The top cop at Wall Street’s main regulator will step down this month, joining an exodus of Securities and Exchange Commission officials who are leaving as President-elect Joe Biden prepares to install new leadership at the agency.
SEC enforcement director Stephanie Avakian is departing after serving in the role for roughly four years with co-head Steven Peikin, who left the regulator in August.
Marc P. Berger, the enforcement unit’s deputy director and previous head of the SEC’s New York regional office, will serve as acting chief, the agency said in a Thursday statement.
Avakian’s work “has resulted in a program that is tough on violators, enhances the integrity of our markets and puts the interests of our Main Street investors first,” SEC Chairman Jay Clayton said in the statement. Clayton is also leaving the agency by the end of the year.
During Avakian’s tenure, the SEC focused on frauds that exploited retail investors. Under her leadership, the agency obtained more than $17 billion in financial remedies, returned approximately $3.6 billion to harmed investors and paid awards of approximately $595 million to whistle-blowers.
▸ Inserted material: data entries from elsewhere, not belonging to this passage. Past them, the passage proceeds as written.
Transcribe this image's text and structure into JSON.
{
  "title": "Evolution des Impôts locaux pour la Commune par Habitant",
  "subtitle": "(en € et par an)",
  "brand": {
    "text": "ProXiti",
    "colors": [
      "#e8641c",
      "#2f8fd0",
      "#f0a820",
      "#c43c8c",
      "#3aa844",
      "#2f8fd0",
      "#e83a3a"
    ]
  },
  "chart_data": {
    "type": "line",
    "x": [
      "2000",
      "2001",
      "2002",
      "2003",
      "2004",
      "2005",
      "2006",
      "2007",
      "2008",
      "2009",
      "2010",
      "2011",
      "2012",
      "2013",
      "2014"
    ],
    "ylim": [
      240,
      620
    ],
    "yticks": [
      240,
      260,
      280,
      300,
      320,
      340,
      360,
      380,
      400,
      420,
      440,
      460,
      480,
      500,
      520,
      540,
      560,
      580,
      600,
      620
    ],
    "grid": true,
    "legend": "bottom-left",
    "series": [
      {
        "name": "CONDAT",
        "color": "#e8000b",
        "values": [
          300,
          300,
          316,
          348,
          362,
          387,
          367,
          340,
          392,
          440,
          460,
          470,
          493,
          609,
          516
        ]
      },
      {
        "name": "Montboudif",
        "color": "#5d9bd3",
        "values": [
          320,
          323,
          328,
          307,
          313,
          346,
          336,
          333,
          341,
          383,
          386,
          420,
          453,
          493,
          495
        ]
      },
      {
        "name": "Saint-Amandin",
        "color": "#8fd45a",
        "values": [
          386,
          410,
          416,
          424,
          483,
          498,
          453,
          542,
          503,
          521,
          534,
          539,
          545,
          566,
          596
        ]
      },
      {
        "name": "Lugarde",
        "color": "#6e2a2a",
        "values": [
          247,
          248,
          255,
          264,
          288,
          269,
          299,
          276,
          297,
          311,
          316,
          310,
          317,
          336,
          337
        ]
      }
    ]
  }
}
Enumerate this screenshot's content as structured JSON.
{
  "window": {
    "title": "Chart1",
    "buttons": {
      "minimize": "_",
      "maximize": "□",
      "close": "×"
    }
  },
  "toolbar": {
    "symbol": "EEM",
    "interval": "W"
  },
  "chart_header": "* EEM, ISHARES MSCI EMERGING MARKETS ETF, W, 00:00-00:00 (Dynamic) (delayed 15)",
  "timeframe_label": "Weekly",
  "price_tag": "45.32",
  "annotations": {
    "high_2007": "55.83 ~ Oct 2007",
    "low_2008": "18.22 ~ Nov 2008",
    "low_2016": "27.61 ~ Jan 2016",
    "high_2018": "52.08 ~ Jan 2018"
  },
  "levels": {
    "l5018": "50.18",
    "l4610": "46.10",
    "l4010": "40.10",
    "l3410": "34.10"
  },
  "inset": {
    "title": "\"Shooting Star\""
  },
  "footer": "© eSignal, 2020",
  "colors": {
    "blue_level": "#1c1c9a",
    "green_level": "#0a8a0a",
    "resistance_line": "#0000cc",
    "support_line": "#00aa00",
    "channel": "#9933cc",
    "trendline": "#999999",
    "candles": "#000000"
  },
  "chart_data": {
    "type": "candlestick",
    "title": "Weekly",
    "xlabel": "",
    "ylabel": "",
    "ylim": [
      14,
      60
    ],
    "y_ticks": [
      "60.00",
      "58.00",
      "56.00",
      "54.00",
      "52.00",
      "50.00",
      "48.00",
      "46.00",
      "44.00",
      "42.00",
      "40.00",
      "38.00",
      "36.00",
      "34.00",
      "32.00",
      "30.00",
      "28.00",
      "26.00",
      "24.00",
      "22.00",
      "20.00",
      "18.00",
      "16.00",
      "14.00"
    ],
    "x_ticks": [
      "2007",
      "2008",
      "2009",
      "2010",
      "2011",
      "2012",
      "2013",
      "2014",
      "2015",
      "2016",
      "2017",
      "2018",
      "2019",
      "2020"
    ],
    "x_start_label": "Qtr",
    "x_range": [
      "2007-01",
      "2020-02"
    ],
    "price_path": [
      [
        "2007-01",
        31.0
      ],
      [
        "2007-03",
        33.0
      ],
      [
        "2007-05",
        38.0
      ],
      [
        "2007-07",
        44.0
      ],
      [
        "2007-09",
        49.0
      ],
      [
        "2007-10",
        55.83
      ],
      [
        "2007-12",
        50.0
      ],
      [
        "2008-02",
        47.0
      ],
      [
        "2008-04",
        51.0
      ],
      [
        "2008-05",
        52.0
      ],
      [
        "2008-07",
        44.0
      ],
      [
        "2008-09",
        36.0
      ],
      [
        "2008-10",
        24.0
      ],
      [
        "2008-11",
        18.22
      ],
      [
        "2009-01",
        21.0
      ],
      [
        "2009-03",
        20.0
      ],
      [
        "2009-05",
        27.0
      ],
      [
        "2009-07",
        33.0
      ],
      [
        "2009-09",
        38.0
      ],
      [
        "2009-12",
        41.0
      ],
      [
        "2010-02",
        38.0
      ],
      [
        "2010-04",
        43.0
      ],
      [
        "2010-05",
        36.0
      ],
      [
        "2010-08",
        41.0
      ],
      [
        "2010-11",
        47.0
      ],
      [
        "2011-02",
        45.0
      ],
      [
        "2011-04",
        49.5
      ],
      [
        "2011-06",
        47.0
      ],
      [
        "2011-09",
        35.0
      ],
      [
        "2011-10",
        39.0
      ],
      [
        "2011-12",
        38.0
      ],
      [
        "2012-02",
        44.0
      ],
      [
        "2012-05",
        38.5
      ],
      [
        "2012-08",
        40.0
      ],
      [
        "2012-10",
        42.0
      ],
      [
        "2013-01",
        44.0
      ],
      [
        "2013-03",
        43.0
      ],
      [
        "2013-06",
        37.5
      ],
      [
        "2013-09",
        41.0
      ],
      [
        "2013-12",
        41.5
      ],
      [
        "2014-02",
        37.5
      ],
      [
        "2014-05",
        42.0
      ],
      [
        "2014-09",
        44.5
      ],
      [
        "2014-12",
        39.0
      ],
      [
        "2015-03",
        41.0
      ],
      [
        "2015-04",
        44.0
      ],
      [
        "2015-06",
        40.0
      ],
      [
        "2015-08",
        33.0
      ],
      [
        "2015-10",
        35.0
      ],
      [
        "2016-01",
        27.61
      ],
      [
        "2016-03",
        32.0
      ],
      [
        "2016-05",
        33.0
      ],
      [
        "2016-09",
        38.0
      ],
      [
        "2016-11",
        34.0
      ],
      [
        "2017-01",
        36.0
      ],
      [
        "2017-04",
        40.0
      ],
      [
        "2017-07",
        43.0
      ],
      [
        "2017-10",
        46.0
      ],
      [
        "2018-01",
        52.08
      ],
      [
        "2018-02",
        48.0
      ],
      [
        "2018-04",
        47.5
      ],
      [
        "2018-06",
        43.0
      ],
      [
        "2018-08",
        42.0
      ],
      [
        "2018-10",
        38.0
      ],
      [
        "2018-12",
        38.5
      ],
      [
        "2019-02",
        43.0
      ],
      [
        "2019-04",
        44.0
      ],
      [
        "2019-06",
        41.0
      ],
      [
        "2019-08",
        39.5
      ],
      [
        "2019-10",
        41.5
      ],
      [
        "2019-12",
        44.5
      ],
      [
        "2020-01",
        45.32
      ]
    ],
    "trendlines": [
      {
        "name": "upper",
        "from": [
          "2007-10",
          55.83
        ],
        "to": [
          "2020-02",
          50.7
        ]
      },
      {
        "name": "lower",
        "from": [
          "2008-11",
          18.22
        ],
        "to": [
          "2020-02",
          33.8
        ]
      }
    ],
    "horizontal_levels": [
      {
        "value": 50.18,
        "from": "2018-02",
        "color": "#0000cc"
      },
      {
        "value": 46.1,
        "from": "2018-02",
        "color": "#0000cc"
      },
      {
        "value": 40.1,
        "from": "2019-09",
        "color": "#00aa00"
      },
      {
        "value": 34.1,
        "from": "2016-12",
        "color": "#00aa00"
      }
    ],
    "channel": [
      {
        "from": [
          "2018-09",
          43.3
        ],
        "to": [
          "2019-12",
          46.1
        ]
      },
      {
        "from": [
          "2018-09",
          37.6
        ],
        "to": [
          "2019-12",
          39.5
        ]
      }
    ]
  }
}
One of the SEC’s most memorable cases during her time as enforcement chief was against Elon Musk, the chief executive of Tesla Inc., for tweeting in August 2018 that he had secured funding to take the electric car marker private. The next month, the regulator sued him for securities fraud -- a record pace for an agency that on average takes two years to bring a case.
Avakian, who served as deputy enforcement director during the Obama administration, led the unit with Peikin from June 2017 until August 2020.